The House Judiciary Committee has scheduled a May 22nd hearing on the Gang of 8's Border Security, Economic Opportunity, and Immigration Modernization Act (S. 744). The hearing has been inauspiciously titled "S. 744 and the Immigration Reform and Control Act of 1986: Lessons Learned or Mistakes Repeated?" Judging from the title, the majority party will likely ignore the immense contributions of the nearly 3 million persons legalized under the 1986 Act ("IRCA"), but flog another obvious point, that IRCA did not (as promised) permanently stem the U.S. unauthorized population. They will then draw the wrong lessons from IRCA, and make a guilt-by-association argument against passage of S. 744. In fact, the lessons of IRCA argue strongly in support of passage of comprehensive immigration legislation (like S. 744) for four principal reasons.
First, IRCA highlights the need for a flexible legal immigration system that meets U.S. economic, labor and family needs. IRCA did not reform the U.S. legal immigration system, which offers a paltry 5,000 visas and two narrow temporary worker programs for lesser-skilled workers. During the 1990s and early to mid-2000s, hundreds of thousands of migrants risked their lives annually to enter the United States illegally. The overwhelming majority found jobs that natives would not fill in sufficient numbers. S. 744 would make a good-faith attempt to reform the U.S. legal immigration system. It recognizes that immigration enforcement alone cannot stem illegal migration.
Second, IRCA illustrates the need to provide "derivative" status to the close family members of legalization beneficiaries. Under IRCA, the legalized had to wait to become lawful permanent residents (LPRs) before they could petition for their family members, laying the groundwork for multi-year backlogs in the family-based immigration system. At latest count, 4.4 million persons languish in visa backlogs, 97 percent of whom have a qualifying family relationship to a U.S. citizen or LPR. S. 744 would provide derivative status for family members, clear existing backlogs, and reform the family-based immigration system.
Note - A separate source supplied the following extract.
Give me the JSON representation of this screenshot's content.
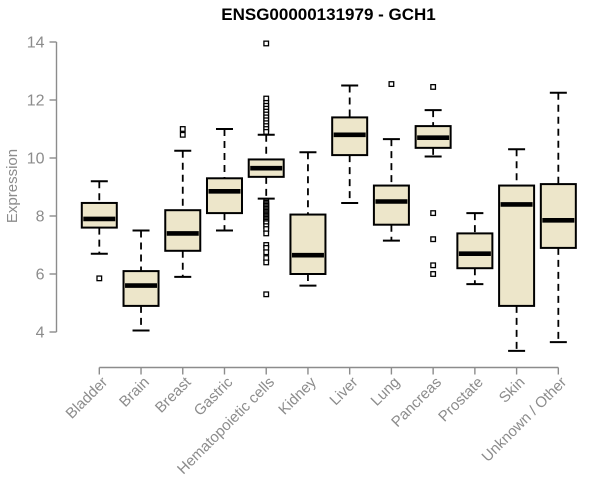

Third, IRCA argues for a broad legalization program. It allowed four distinct groups to legalize: persons who had been continuously out-of-status over a four year period (even one day in status disqualified an applicant); special agricultural workers; a relatively small group of Cuban-Haitian "entrants"; and unauthorized immigrants that had arrived prior to January 1, 1972. These programs excluded as many unauthorized immigrants as they covered. Robert Warren and John Robert Warren have recently estimated that as of January 1, 1990, there were 3.5 million U.S. unauthorized residents. This population paved the way for subsequent growth in the unauthorized population. S. 744 provides for a legalization program that would cover a large percentage of U.S. unauthorized residents.
Fourth, IRCA supports robust immigration enforcement. It attempted to limit illegal migration and permanently reduce the unauthorized population through increased border enforcement and requiring employers to verify the eligibility of their workers. Its employer verification program, however, was undermined by insufficient enforcement, unscrupulous employers, and widespread document fraud. S. 744 would significantly increase funding for border enforcement, mandate the use of an electronic employer verification system, and strengthen the security of identity documents. Moreover, these measures would come on the heels of sustained expansion of U.S. immigration enforcement programs over many years. Between 1990 and 2002, the Immigration and Naturalization Service's (INS's) budget rose from $1.2 billion to $6.2 billion. In FY 2012, combined appropriations to Customs and Border Protection (CBP) and Immigration and Customs Enforcement (ICE) equaled $17.6 billion. While CBP and ICE have responsibilities beyond immigration enforcement, the $17.6 billion figure fails to include signature DHS enforcement initiatives like US-VISIT and the E-Verify program, as well as the immigration enforcement costs of other federal agencies, the federal court system, and states and localities.
The House hearing will not laud IRCA, but it would be worse than imbalanced if it ignored the extraordinary contributions of IRCA beneficiaries. One of them, a former colleague of mine, tells the story of her family's deportation proceedings. As her father scrambled to find an immigration attorney during a break in the proceedings, she announced that she had just decided to become an immigration attorney herself. Her father replied that the family needed an attorney immediately, not in 15 years. Instead, they received IRCA, which ultimately allowed the young girl -- something of a force of nature like many immigrants -- to become an immigration attorney, to work for a U.S. senator, to develop a model program to protect victims of domestic violence in rural areas, and to expand and improve charitable legal service programs for immigrants throughout the nation. She is now a foreign-service officer and, after learning Arabic, is serving our nation in the Middle East. The Committee should invite her to testify: she could teach its members a central lesson of IRCA and about the need for S. 744 as well.